For post-payment rejections of claims billed on institutional claims, recoveries will be made automatically in the claims process. For post-payment rejections of claims billed on professional claims, those contractors will follow their routine overpayment identification and recovery procedures. In the event a denial is reversed upon appeal, an override procedure exists to permit payment to be made.
Whether a claim for services subject to consolidated billing is identified pre- or post-payment, messages explaining line-item actions for home health consolidated billing appear on remittance advice for providers and Medicare Summary Notices (MSNs) for beneficiaries.
Claims subject to home health consolidated billing receive the following remittance advice codes:
Reason Code B15: “Payment adjusted because this procedure/service is not paid separately”

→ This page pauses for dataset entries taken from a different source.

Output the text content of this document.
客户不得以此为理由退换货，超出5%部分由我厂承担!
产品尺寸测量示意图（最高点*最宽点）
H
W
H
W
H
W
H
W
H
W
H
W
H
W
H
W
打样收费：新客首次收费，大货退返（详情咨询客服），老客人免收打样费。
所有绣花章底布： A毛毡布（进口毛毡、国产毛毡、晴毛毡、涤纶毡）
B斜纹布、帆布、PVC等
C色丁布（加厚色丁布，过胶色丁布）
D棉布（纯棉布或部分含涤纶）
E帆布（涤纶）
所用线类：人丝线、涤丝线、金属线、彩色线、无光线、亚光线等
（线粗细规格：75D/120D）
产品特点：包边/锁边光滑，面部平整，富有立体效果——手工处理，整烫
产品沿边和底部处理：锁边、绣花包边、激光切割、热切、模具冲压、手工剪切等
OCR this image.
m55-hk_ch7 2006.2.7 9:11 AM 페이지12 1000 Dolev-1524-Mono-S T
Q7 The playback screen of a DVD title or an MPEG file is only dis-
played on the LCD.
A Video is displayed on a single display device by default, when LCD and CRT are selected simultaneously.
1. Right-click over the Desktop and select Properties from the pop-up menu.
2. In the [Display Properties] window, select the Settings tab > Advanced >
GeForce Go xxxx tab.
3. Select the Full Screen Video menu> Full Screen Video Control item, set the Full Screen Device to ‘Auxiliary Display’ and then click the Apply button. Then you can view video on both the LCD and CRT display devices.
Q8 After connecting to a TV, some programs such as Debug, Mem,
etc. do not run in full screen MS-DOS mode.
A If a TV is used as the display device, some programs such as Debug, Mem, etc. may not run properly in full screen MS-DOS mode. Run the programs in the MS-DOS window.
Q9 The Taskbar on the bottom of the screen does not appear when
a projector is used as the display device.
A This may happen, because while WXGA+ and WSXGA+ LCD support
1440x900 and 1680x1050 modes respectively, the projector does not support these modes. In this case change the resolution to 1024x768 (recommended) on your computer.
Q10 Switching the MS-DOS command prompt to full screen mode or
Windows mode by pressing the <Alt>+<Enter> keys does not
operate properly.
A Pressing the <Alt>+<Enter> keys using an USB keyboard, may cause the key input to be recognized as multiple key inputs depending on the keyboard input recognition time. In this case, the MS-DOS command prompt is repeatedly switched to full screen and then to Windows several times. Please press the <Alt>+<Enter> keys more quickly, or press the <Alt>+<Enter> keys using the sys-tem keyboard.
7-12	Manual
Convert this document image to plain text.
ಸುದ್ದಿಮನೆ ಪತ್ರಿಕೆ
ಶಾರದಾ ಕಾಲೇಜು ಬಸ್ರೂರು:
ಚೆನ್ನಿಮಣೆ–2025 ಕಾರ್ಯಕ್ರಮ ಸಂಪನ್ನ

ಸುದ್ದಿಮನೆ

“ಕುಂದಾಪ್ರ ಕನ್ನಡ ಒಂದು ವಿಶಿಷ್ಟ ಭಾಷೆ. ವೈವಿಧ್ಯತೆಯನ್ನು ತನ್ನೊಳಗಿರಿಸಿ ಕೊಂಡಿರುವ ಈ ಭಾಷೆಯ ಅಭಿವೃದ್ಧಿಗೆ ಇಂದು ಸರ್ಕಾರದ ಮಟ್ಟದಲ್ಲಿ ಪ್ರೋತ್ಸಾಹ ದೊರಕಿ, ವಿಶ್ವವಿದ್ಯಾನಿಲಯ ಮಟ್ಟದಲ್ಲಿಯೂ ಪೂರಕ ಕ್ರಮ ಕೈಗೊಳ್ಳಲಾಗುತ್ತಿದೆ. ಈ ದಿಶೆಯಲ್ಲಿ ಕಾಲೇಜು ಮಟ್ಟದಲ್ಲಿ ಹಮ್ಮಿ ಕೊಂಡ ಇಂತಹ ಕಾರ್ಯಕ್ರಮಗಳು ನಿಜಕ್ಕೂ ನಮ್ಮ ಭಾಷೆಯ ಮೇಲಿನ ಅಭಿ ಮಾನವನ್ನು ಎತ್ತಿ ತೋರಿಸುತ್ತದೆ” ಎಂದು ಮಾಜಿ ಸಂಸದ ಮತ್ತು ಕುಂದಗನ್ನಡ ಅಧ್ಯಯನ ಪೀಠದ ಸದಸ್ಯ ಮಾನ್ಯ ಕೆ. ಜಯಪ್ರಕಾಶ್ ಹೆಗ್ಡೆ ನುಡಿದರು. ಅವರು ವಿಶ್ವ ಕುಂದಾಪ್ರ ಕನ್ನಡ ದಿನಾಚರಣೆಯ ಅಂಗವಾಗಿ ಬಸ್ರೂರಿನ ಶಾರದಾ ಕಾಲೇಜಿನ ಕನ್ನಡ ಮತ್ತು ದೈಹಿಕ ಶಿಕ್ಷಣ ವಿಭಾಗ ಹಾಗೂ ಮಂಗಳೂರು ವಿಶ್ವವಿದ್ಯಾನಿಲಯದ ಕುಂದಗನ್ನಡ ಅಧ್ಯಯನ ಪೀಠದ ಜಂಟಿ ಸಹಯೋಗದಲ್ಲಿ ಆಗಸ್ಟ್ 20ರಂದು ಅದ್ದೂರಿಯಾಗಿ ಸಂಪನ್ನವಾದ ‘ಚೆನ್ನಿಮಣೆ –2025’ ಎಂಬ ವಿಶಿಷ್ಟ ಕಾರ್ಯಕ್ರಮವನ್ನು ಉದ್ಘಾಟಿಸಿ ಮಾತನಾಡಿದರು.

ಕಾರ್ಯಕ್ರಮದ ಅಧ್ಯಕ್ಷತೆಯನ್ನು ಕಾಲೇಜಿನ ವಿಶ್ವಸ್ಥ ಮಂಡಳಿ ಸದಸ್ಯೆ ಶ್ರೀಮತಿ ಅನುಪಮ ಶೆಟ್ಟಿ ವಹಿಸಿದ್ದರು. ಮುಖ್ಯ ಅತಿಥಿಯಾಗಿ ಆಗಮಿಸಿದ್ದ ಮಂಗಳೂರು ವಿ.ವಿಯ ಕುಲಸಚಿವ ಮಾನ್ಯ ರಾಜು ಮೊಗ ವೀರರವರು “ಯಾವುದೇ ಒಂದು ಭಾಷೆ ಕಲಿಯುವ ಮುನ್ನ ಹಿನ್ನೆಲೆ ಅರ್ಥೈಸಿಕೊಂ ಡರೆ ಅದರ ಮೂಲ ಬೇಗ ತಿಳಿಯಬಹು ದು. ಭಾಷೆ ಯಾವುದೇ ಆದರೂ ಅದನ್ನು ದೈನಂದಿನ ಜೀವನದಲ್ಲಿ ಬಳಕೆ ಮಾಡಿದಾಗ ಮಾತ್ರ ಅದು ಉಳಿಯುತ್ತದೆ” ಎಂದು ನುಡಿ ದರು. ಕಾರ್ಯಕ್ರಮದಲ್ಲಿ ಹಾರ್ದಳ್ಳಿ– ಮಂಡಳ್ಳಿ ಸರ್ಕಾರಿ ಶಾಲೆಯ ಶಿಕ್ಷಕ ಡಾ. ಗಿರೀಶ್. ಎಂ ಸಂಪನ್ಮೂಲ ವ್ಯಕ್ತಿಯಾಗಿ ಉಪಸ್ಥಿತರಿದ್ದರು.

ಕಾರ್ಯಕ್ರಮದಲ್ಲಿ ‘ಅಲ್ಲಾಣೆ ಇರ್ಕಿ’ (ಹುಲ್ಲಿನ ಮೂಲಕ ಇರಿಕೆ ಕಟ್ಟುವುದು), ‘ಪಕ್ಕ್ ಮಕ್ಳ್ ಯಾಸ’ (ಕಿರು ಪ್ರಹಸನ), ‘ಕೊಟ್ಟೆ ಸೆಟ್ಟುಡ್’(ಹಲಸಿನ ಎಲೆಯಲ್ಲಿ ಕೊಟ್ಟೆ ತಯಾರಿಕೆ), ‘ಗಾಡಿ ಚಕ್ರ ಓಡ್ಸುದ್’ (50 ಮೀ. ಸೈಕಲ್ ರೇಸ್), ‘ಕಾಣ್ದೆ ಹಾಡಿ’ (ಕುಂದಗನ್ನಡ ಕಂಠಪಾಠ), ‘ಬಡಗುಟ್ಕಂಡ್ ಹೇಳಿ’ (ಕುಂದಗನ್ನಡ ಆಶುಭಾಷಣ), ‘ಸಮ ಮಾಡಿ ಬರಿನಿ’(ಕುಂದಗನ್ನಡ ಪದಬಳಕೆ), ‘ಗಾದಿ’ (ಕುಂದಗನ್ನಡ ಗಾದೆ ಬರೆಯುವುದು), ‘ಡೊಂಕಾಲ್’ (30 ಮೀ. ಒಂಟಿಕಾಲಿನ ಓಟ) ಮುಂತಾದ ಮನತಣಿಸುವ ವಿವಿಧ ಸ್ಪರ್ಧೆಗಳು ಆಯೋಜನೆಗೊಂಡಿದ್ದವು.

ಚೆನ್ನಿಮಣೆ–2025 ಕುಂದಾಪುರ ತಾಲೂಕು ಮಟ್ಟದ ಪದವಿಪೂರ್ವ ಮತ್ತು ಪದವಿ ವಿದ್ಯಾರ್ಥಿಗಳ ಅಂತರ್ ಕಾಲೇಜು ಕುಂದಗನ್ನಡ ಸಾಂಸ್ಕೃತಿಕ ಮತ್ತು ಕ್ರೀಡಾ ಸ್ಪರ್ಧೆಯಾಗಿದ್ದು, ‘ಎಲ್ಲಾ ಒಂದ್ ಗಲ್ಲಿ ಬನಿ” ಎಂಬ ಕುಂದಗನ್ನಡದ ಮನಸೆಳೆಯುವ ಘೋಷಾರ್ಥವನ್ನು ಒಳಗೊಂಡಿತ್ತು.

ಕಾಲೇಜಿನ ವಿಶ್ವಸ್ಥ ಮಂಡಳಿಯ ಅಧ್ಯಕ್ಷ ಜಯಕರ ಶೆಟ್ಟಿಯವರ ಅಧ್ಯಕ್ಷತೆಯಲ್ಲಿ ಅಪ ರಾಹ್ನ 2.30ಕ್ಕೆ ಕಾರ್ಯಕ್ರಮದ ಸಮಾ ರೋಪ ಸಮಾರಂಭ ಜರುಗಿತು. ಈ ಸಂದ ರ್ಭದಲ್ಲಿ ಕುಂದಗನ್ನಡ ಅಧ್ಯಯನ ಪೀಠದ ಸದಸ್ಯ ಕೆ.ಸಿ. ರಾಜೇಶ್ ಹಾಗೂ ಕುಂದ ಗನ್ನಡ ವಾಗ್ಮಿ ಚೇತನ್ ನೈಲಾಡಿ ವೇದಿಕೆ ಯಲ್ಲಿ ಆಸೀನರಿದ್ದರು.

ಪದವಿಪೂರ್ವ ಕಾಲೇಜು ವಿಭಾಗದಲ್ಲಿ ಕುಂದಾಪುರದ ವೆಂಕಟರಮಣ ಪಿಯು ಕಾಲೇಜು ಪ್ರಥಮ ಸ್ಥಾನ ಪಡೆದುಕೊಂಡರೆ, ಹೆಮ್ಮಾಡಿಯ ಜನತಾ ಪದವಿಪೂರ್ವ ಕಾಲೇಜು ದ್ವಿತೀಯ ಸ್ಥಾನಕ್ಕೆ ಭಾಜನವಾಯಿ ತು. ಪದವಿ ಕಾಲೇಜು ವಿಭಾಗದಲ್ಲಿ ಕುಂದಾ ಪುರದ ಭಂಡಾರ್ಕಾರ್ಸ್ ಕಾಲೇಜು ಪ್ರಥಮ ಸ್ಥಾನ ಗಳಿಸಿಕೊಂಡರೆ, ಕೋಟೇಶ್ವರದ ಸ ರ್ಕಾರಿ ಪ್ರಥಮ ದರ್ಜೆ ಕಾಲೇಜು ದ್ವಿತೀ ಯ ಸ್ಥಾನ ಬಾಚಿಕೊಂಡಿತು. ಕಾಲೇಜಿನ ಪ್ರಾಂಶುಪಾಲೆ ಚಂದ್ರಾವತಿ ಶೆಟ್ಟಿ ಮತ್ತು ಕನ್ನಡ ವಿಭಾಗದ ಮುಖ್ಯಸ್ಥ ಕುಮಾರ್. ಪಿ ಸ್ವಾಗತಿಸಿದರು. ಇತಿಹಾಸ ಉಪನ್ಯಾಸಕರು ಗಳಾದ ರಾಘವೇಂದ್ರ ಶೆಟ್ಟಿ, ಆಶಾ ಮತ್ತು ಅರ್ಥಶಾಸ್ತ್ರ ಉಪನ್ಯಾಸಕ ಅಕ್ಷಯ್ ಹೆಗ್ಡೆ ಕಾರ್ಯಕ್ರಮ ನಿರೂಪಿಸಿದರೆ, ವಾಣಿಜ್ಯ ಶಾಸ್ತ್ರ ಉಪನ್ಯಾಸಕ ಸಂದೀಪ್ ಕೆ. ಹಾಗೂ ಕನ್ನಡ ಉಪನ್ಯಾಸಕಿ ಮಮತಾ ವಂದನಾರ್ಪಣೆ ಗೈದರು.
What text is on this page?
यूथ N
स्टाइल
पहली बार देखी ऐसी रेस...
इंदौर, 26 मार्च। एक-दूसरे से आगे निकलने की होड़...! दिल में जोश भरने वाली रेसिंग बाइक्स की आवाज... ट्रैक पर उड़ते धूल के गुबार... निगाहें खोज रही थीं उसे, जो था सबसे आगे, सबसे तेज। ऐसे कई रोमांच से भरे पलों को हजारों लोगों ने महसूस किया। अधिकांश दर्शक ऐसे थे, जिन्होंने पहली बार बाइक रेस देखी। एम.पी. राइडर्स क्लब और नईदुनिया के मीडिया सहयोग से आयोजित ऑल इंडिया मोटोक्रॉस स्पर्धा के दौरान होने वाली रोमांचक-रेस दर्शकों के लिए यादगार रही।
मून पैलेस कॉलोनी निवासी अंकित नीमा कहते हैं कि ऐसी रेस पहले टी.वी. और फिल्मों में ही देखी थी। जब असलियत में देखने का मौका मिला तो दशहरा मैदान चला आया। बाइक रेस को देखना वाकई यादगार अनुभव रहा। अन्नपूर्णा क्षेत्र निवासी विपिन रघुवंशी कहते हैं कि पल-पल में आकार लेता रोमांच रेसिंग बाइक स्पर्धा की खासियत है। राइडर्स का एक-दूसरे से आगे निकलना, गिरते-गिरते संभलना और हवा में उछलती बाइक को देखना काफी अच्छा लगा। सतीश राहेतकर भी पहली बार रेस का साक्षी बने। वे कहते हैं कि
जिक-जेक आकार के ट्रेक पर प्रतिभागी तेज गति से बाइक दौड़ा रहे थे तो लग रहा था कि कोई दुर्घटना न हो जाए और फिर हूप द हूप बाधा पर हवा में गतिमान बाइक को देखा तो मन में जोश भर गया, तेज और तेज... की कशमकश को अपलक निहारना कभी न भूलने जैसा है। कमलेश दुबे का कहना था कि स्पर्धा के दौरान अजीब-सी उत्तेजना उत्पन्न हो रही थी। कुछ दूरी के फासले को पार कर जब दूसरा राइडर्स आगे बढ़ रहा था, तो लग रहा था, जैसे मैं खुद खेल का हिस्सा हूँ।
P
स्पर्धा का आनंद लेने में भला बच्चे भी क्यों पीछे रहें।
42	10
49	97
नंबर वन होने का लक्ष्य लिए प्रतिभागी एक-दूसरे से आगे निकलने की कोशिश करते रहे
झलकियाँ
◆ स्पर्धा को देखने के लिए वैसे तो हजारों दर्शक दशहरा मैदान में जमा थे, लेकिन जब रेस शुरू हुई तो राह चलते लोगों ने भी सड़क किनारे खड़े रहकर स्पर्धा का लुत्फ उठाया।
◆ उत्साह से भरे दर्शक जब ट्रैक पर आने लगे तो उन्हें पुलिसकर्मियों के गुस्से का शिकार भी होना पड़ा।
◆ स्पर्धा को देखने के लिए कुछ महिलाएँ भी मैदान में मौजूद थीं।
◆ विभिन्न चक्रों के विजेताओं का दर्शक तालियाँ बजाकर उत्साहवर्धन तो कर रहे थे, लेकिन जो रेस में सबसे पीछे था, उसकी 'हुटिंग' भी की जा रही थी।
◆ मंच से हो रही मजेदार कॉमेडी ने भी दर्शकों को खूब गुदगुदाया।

Remark Code N70: “Home health consolidated billing and payment applies”
Since home health consolidated billing is not an ABN situation, coding on incoming claims cannot allow Medicare systems to fully identify the payment liability for any denial. As described in §20.1, whether the denial is the liability of the primary HHA or the beneficiary is determined by whether the services are provided under arrangement and whether the beneficiary received notice of their potential liability. These denials are shown as provider liability on remittance advices (group code CO) to ensure therapy providers or suppliers explore whether a payment arrangement exists or can be made for the services. Despite this coding limitation, Medicare recognizes that ultimately beneficiaries may be liable for these services.